The Summer Proposal
I smiled sadly. “The feeling is mutual.”
Tate stood next to me. “Do you want me to go in with you?”
I shook my head. “No, I just need a minute.”
“Take all the time you need, sweetheart.” His mother rubbed my back.
After a few deep breaths, I nodded and walked behind the curtain.
My heart stopped. Tate had warned me, but nothing could have prepared me for this moment.
Max didn’t look like Max. If there hadn’t been a curtain around him, I could have passed right by, still looking for the strong, beautiful man I knew. His skin was gray, and his face was so swollen. Tubes and wires were connected all over him, and bandaging wrapped around the top of his head from his eyebrows up. But his lack of expression scared me the most. I hadn’t realized just how much Max’s personality lit his face until now. Whether it was a smile, a smirk, or a frown, he was so animated and expressive. Now he looked…
I couldn’t even let myself think it.
I had to pull myself together and be his strength until he was ready to fight on his own. So I stepped forward to the bed and took his hand.

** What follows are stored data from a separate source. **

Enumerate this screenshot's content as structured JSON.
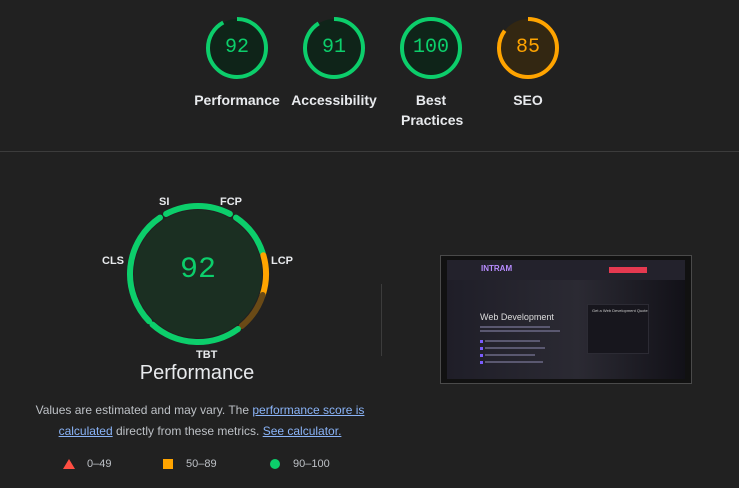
{
  "colors": {
    "pass": "#0cce6b",
    "average": "#ffa400",
    "fail": "#ff4e42",
    "pass_track": "#0b2c1b",
    "average_track": "#3a2a10"
  },
  "categories": [
    {
      "name": "Performance",
      "score": "92",
      "status": "pass"
    },
    {
      "name": "Accessibility",
      "score": "91",
      "status": "pass"
    },
    {
      "name": "Best Practices",
      "score": "100",
      "status": "pass"
    },
    {
      "name": "SEO",
      "score": "85",
      "status": "average"
    }
  ],
  "performance": {
    "score": "92",
    "title": "Performance",
    "metrics": [
      {
        "label": "SI"
      },
      {
        "label": "FCP"
      },
      {
        "label": "LCP"
      },
      {
        "label": "TBT"
      },
      {
        "label": "CLS"
      }
    ]
  },
  "note": {
    "prefix": "Values are estimated and may vary. The ",
    "link1": "performance score is calculated",
    "middle": " directly from these metrics. ",
    "link2": "See calculator."
  },
  "legend": [
    {
      "range": "0–49",
      "icon": "triangle-icon",
      "color": "#ff4e42"
    },
    {
      "range": "50–89",
      "icon": "square-icon",
      "color": "#ffa400"
    },
    {
      "range": "90–100",
      "icon": "circle-icon",
      "color": "#0cce6b"
    }
  ],
  "screenshot": {
    "logo": "INTRAM",
    "hero_title": "Web Development",
    "card_title": "Get a Web Development Quote"
  }
}
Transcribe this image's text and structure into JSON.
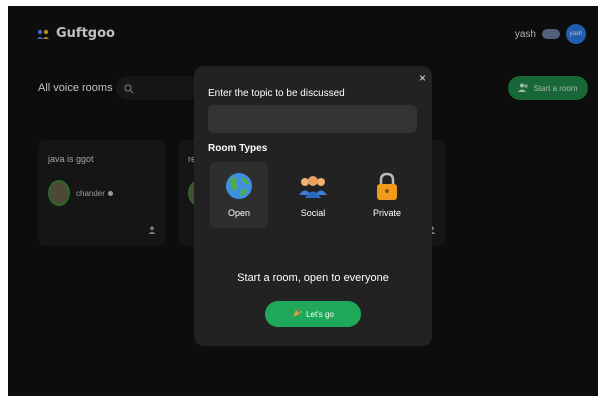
{
  "app": {
    "name": "Guftgoo"
  },
  "user": {
    "name": "yash",
    "avatar_text": "yash"
  },
  "header": {
    "title": "All voice rooms",
    "start_room_label": "Start a room"
  },
  "rooms": [
    {
      "title": "java is ggot",
      "speaker": "chander",
      "people_icon": "person-icon"
    },
    {
      "title": "re",
      "speaker": "",
      "people_icon": "person-icon"
    },
    {
      "title": "",
      "speaker": "",
      "people_icon": "person-icon"
    }
  ],
  "modal": {
    "close_label": "×",
    "topic_label": "Enter the topic to be discussed",
    "topic_value": "",
    "types_label": "Room Types",
    "types": [
      {
        "label": "Open",
        "icon": "globe-icon",
        "selected": true
      },
      {
        "label": "Social",
        "icon": "people-icon",
        "selected": false
      },
      {
        "label": "Private",
        "icon": "lock-icon",
        "selected": false
      }
    ],
    "description": "Start a room, open to everyone",
    "go_label": "Let's go"
  },
  "colors": {
    "background": "#121212",
    "modal": "#222222",
    "accent_green": "#1fa85a",
    "avatar_blue": "#2d7be8"
  }
}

“Hey. It’s Georgia. You’re going to be okay, Max. You’re the strongest person I’ve ever met, and we can do this together.” I took a deep breath and squeezed his hand. “I love you, Max. I love you more than anything, and I never got the chance to tell you that. So I need you to get better so I can look in your eyes and make sure you know it.” I shook my head. “I also need to yell at you for hiding all of this from me. Just because you had a little brain surgery doesn’t mean I’m letting you off the hook. I’m sure you know that.”
The curtain rustled behind me. Tate stepped inside. “Just checking to see if you’re okay.”
I nodded and looked back over at Max. “I am. We’re both going to be okay.”
For the next twelve hours, Max’s family and I stayed by his side. Doctors came and went, nurses adjusted monitors and hung new bags of medicine, but Max stayed the same. He didn’t get better or worse. The doctors said they didn’t anticipate any improvement in the short term. They just needed time for him to rest and heal. At midnight, Max’s brothers got everyone together, and we made a schedule for the next twenty-four hours so someone would be by his side at all times, but each of us could get some sleep. Tate, Max’s mom, and I were all going back to Max’s house for a few hours.
But as we walked out of the ICU, I remembered something. “Can you just give me one minute?”
“Of course.”
Max’s brother Will was sitting by his side when I walked back behind the curtain.
“Do you want me to give you a minute?” he asked.
I shook my head and dug into my purse. “No, I just forgot to leave this.” Pulling out Yoda, I set it on the tray next to his bed.
“Is that one of his?”
I nodded. “Yeah, he gave it to me the night we met.”
Will chuckled. “If I had any doubt about you being the one, that just sealed the deal. He knew the day he met you.”
I smiled. “I did, too. It just took me a while to admit it to myself.”
“I’ll keep my eye on the little guy. Go get some sleep.”
“Goodnight, Will. Goodnight, Max.”
CHAPTER 31
* * *
Max
She was snoring.
The first thing I saw when I opened my eyes was Georgia. Her head was in the crook of my shoulder in a hospital bed, and her body was curled up in a ball beside me. And she was damn snoring.
I smiled. That might be my new favorite sound ever.
I looked around the dark room, confused. I didn’t remember how I got here, though somehow I did know where I was. Bits and pieces came back to me.
I remembered sitting on the bench, lacing up before the charity hockey game.
I remembered people talking to me while I slept. I could hear them, but they sounded very distant, like they were cutting through a thick wall of fog.
I remembered beeping. And someone washing my face. And being wheeled somewhere. And the nurses and Georgia laughing while they…did something. And the number ninety-six. What was ninety-six?
My throat was dry, and my neck hurt, but I didn’t want to move and wake Georgia. And I was so damn tired. So, so tired. I think I might’ve fallen back asleep for a little while, because when I woke up, Georgia wasn’t snoring anymore. She was staring up at me. Our eyes met, and hers grew wide.
She jolted upright. “Holy shit! Max?”
It was hard to talk because my throat was so dry. “You were snoring.”